Problème : aujourd’hui, la France est incapable de monter le moindre hôpital de campagne. La dernière fois, c’était il y a dix ans, en Afghanistan. Depuis, elle ne compte plus assez de toubibs et d’infirmiers. Le SSA a été amputé de 1 540 personnels en dix ans, soit 9 % des effectifs.

En octobre 2021, déjà, le patron du Service de santé des armées avait tiré la sonnette d’alarme : « Le SSA est dans l’incapacité, aussi bien sur le plan humain que matériel, de soutenir l’hypothèse d’engagements majeurs. » Sept mois plus tôt, lors d’un exercice mené aux États-Unis, l’armée française avait découvert avec effarement le coût humain d’un « engagement de haute intensité ».

La simulation, calculée sur la base d’un corps expéditionnaire de 15 000 soldats français, s’était soldée — après dix jours de combats — par 1 700 tués et 11 000 blessés ; 1 100 éclopés à soigner par jour, c’est très au-delà des capacités du SSA. A la Cour des comptes, l’état-major des armées a expliqué qu’il était conscient du problème mais qu’il ne pourrait s’atteler à ce chantier avant 2027… Les blessés attendront !

Pour les établissements en dur, le tableau n’est guère plus reluisant. Les cinq hôpitaux d’instruction des armées n’alignent que 1 480 lits, contre 2 682 en 2009. Plus grave, ils ne peuvent projeter que 48 équipes chirurgicales, « alors qu’il en faudrait 65, à l’horizon 2025, pour répondre aux besoins militaires », déplore la Cour des comptes. À quoi s’ajoute la décrépitude des bâtiments, mais aussi des équipements.

Sous perfusion

A Perey, pourtant considéré comme la vitrine des hôpitaux militaires, 80 % du matos est vétuste. Quant au nouvel hôpital dont Macron avait annoncé, en juin 2023, la construction à Marseille (pour une ouverture d’ici à 2030), son financement n’a pas été prévu par la loi de programmation militaire. C’est dire…
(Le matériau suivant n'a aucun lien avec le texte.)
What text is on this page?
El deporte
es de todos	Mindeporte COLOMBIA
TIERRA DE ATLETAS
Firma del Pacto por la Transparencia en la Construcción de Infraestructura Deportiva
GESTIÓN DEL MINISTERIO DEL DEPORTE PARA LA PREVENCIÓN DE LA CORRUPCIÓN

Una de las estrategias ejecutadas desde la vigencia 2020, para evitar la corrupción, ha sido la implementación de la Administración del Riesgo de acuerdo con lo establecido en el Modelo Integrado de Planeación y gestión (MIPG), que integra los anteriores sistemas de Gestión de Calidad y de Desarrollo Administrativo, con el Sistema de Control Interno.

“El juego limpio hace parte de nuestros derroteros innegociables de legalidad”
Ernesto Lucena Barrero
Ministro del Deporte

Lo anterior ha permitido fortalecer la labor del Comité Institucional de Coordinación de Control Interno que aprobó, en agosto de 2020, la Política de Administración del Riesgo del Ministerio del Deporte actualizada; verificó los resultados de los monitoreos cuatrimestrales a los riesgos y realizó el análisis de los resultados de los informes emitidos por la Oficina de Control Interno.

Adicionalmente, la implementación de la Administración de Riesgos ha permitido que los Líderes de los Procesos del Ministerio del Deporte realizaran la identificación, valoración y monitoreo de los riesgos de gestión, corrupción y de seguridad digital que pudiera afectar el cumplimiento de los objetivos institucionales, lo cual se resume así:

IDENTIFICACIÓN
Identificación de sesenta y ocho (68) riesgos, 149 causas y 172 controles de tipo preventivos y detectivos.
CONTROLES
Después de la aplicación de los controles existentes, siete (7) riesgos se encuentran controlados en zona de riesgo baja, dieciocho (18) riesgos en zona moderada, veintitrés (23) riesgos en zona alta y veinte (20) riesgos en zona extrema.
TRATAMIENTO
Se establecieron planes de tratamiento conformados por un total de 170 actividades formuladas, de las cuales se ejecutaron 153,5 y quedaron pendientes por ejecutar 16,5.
Pour mettre un peu de beurre dans les rations, le SSA compte sur la Sécurité sociale. Les soins prodigués aux civils dans les établissements militaires lui apportent un tiers de son budget et lui permettent de maintenir le niveau de compétence de ses toubibs.

En 2016, en cédant — à contrecœur — au ministère de la Recherche l’hôpital du Val-de-Grâce, son berceau historique, le SSA pensait renflouer un tantinet ses caisses. Las ! la compensation financière promise se fait toujours attendre. Plus préoccupant encore, le SSA peine à recruter.

Entre 2018 et 2022, les candidatures à l’École de santé des armées ont diminué de 12 % et celles des personnels paramédicaux de 54 %. Comme le soulignent les magistrats, « il en résulte des problèmes majeurs d’attractivité et de fidélisation des personnels, notamment pour certaines spécialités médicales et pour la plupart des métiers paramédicaux, les emplois non pourvus étant croissants ».

L’ordonnance du docteur Lecornu suffira-t-elle à sauver le malade, ou sera-t-il maintenu en soins palliatifs ?


Odile Benyahia-Kouider et Christophe Labbé. Le Canard enchaîné. 25/10/2023


2 réflexions sur “Catastrophique Santé Militaire

    • Libres jugements 31/10/2023 / 14h43

      À vrai dire Christine je ne sais pas si l’imprévoyance d’une possibilité de soins dans les armées est grave ; Faisons-nous simplement la réflexion – en excluant un cas de conflit local ou international –, simplement au cas où : un ouragan d’ampleur, un séisme, une crue exceptionnelle, un feu, une épidémie inédite, etc. amène les autorités à faire appel aux bons soins de l’armée. Armée qui normalement devrait disposer d’hôpitaux de campagne et de professionnels aguerris pour faire face à ce genre de situation.
      En lisant cet article, nous pouvons douter de l’efficacité du service de soins aux armées.